🤖 AI Summary
Current text-to-video generation methods suffer from low-quality training data and poor training efficiency, resulting in insufficient visual fidelity, temporal coherence, and text-video alignment. To address these limitations, we introduce CFC-VIDS-1M—a high-quality, large-scale video dataset—and RACCOON, a novel generative model. Our contributions include: (i) the first coarse-to-fine video filtering pipeline for dataset curation; (ii) a semantic enhancement mechanism that jointly aligns visual and linguistic representations; (iii) a spatiotemporal decoupled attention Transformer architecture; and (iv) a four-stage progressive diffusion training paradigm. Extensive experiments demonstrate that RACCOON achieves state-of-the-art performance in video quality, dynamic coherence, and text-video alignment—while maintaining computational efficiency—across multiple benchmarks.
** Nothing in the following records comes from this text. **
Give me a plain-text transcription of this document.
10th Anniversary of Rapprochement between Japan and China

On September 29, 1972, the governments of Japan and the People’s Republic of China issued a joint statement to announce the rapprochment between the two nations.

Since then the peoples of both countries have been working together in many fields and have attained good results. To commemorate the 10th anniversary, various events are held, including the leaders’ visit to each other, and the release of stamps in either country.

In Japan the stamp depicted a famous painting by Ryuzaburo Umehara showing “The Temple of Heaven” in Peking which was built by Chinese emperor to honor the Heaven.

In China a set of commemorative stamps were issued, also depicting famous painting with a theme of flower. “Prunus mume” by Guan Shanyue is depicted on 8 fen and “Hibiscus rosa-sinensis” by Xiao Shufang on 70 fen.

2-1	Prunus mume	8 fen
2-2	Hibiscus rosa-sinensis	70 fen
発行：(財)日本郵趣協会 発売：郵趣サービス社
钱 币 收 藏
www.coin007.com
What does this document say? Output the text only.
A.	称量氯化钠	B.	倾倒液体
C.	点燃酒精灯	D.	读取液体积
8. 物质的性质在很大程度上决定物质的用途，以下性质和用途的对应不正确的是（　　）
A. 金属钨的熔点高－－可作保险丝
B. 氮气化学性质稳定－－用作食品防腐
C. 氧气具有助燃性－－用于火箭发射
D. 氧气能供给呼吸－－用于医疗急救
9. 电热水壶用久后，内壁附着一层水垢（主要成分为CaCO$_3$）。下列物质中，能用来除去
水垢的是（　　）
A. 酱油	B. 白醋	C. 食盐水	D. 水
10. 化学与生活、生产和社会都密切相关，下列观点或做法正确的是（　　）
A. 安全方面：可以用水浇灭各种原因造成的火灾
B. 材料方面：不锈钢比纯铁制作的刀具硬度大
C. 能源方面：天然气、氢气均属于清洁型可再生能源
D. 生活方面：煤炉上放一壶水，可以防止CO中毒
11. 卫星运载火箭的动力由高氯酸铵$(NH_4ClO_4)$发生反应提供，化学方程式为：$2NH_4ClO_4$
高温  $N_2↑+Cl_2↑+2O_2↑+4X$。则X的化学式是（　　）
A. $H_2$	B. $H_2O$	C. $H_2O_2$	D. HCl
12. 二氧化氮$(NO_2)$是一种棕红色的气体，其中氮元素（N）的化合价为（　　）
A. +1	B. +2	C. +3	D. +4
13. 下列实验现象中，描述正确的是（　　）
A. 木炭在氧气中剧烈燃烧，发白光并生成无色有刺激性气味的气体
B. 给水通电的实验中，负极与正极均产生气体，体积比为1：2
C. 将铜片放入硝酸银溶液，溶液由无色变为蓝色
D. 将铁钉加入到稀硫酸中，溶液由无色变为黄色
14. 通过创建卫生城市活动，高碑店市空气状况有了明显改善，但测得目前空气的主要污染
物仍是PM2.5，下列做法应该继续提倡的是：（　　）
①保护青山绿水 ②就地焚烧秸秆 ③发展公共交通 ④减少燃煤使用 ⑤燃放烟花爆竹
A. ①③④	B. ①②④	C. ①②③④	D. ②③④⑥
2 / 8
To foster reproducibility and community advancement, we fully open-source the dataset, code, and pre-trained models.
📝 Abstract
Text-to-video generation has demonstrated promising progress with the advent of diffusion models, yet existing approaches are limited by dataset quality and computational resources. To address these limitations, this paper presents a comprehensive approach that advances both data curation and model design. We introduce CFC-VIDS-1M, a high-quality video dataset constructed through a systematic coarse-to-fine curation pipeline. The pipeline first evaluates video quality across multiple dimensions, followed by a fine-grained stage that leverages vision-language models to enhance text-video alignment and semantic richness. Building upon the curated dataset's emphasis on visual quality and temporal coherence, we develop RACCOON, a transformer-based architecture with decoupled spatial-temporal attention mechanisms. The model is trained through a progressive four-stage strategy designed to efficiently handle the complexities of video generation. Extensive experiments demonstrate that our integrated approach of high-quality data curation and efficient training strategy generates visually appealing and temporally coherent videos while maintaining computational efficiency. We will release our dataset, code, and models.